Nous avons montré que les valeurs des indicateurs socio-économiques du Nigeria sont plus dégradées que celles des deux pays concurrents africains. Nous poursuivons alors l’étude comparative avec les autres pays de l’Afrique subsaharienne. Sur le chapitre de l’évolution de la distribution de l’énergie électrique entre 1990 et 2016, et de l’évolution démographique entre 1960 et 2017, nous constatons que la distribution de l’électricité au Nigeria (59,3%) arrive loin derrière le Cap-Vert (92,6%), le Ghana (79,3%), le Sénégal (64,5%) et même la Côte d’Ivoire (64,3%).
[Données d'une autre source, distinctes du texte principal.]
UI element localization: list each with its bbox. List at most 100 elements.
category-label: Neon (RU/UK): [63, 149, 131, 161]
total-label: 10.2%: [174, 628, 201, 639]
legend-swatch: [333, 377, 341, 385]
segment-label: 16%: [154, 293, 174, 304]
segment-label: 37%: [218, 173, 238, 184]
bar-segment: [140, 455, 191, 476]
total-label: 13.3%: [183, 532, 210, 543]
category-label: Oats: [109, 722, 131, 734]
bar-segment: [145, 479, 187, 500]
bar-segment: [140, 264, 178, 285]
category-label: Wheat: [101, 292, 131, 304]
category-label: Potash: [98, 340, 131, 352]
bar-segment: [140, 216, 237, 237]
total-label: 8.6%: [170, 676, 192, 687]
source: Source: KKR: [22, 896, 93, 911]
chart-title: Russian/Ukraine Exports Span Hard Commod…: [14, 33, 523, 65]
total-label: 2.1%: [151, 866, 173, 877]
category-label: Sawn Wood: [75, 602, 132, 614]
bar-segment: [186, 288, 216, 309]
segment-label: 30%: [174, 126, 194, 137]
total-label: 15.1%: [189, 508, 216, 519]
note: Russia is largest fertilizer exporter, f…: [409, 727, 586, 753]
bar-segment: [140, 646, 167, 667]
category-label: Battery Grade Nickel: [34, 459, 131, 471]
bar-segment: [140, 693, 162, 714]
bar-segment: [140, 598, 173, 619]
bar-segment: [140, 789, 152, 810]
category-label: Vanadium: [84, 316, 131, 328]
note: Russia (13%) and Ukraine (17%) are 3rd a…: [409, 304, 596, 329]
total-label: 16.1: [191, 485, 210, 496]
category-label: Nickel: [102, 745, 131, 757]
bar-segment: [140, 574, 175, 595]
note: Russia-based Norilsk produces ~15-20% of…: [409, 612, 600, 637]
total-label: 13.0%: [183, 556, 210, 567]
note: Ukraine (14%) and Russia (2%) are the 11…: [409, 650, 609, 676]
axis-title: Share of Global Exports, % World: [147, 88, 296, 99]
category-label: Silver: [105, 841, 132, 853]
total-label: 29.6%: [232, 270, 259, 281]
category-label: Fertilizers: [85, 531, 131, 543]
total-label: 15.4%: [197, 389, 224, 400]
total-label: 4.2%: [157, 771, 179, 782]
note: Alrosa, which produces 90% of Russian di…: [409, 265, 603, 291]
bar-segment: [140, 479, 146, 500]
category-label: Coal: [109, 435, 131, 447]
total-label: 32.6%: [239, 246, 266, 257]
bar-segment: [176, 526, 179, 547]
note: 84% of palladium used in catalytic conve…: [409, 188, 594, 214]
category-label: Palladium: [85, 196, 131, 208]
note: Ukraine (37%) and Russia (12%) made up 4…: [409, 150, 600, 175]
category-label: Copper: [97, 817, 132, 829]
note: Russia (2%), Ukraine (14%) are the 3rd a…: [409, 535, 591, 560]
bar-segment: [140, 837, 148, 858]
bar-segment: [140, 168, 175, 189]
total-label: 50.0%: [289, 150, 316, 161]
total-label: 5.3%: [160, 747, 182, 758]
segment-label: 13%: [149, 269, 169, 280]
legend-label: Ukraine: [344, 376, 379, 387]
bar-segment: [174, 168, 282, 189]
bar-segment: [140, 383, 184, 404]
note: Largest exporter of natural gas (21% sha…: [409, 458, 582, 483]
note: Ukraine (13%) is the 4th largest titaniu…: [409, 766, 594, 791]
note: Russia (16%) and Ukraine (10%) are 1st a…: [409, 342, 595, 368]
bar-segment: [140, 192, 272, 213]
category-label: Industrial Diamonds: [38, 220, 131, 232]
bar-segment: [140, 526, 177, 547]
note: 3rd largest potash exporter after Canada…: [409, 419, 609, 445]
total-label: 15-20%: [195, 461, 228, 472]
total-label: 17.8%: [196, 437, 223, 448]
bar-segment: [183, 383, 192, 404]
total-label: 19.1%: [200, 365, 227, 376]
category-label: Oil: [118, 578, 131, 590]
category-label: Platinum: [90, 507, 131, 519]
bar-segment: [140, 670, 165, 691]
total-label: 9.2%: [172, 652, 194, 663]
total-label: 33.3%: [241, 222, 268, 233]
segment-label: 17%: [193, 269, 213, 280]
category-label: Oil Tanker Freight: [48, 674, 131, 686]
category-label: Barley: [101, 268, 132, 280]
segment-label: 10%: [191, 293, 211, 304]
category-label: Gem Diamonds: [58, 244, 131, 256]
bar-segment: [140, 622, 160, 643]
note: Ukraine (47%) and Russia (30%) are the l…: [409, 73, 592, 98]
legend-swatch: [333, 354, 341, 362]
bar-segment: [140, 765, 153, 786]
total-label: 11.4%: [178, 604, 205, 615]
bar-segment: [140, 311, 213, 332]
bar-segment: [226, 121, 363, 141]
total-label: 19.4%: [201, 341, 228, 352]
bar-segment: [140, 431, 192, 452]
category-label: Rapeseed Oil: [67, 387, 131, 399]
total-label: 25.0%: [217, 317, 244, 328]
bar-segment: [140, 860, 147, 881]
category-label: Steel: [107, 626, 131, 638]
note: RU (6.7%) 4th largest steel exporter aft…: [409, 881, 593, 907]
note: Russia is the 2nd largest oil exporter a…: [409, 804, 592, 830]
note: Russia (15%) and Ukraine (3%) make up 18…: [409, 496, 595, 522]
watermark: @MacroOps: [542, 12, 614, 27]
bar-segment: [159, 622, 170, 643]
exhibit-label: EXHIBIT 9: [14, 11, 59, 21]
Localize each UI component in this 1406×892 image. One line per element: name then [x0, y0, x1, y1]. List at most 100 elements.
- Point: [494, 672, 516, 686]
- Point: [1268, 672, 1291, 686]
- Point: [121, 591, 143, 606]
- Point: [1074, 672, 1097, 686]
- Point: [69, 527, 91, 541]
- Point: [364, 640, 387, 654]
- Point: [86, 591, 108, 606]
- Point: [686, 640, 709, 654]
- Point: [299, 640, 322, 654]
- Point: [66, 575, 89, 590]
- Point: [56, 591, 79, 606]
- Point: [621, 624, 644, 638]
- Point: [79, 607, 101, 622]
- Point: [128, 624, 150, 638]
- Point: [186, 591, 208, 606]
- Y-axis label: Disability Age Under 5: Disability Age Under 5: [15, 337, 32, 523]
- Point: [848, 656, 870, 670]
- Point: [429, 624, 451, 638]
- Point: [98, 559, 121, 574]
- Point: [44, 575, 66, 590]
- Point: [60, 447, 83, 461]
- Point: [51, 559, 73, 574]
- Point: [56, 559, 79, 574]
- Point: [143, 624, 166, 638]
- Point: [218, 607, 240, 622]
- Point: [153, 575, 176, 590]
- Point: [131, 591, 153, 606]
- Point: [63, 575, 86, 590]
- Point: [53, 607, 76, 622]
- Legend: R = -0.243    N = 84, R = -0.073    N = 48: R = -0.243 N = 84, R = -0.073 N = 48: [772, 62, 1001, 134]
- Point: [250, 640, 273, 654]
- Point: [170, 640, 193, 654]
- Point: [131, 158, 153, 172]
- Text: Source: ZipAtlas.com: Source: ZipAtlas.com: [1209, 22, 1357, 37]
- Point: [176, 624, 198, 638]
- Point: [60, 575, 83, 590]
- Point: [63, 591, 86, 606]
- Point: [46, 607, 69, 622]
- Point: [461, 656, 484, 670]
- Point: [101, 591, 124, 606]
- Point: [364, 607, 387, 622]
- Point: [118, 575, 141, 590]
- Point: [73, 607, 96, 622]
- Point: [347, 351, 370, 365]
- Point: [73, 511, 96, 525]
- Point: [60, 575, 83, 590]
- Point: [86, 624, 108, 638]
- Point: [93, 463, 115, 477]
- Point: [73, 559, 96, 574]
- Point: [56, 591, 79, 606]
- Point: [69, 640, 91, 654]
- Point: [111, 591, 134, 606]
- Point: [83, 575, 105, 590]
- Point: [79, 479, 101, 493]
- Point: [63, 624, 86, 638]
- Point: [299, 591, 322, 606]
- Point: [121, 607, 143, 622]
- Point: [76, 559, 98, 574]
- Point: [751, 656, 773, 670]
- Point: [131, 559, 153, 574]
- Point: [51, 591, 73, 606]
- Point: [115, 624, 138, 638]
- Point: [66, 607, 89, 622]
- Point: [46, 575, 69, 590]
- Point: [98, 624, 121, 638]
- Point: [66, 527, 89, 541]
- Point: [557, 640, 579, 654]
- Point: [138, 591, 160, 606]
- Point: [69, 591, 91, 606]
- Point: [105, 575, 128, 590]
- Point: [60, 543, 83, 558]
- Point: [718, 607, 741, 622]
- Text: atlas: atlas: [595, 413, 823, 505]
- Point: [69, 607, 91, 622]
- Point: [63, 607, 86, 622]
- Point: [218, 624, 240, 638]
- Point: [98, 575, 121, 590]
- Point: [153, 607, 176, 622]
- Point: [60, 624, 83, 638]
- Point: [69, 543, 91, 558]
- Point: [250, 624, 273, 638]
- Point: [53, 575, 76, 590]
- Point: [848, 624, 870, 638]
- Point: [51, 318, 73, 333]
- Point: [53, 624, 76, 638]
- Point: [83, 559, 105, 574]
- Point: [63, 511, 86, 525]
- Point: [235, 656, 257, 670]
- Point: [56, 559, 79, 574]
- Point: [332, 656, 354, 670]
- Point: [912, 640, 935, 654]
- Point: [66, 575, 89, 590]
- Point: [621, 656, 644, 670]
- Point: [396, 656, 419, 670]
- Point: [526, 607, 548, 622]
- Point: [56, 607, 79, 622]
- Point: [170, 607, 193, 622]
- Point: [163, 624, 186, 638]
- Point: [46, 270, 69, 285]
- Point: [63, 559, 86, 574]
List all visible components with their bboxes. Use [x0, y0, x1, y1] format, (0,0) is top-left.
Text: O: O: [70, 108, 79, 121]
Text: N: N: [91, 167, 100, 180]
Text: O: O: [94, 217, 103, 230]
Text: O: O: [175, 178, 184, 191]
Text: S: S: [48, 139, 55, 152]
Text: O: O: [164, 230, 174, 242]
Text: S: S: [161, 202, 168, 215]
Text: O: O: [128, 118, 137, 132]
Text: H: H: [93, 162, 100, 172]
Dans cette région de l’Afrique Occidentale, cinq pays n’ont pas encore atteint 25% de taux de distribution d’électricité : Sierra Leone (20,3%), Liberia (19,8%), Burkina Faso (19,2%) et Guinée-Bissau (14,7%). Or, il ne peut y avoir un développement économique et social solide, et équilibré sur l’ensemble du pays, sans l’accès à l’électricité pour tous les habitants de ce pays. En Afrique centrale, le Gabon (64,6%), la Guinée Équatoriale (58,6%), Sao Tomé-et-Principe (65,4%) et même le Cameroun (60,1%) sont mieux équipés que le Nigeria. Ailleurs en Afrique subsaharienne, Maurice (98,8%), l’Afrique du Sud (84,2%), Comores (77,8%) et le Botswana (60,7%) sont également mieux équipés pour les habitants que le Nigeria. Ce dernier doit d’autant relever le défi de l’électricité qu’il héberge la plus importante population du continent africain et qu’il a d’importantes ressources pour y parvenir, si elles sont bien gérées. Les deux tableaux suivants fournissent des informations comparatives entre le Nigeria et les pays voisins de l’Afrique Occidentale et l’Afrique Centrale sur l’évolution de la distribution de l’électricité aux habitants, entre 1990 et 2016, et la progression démographique entre 1960 et 2017.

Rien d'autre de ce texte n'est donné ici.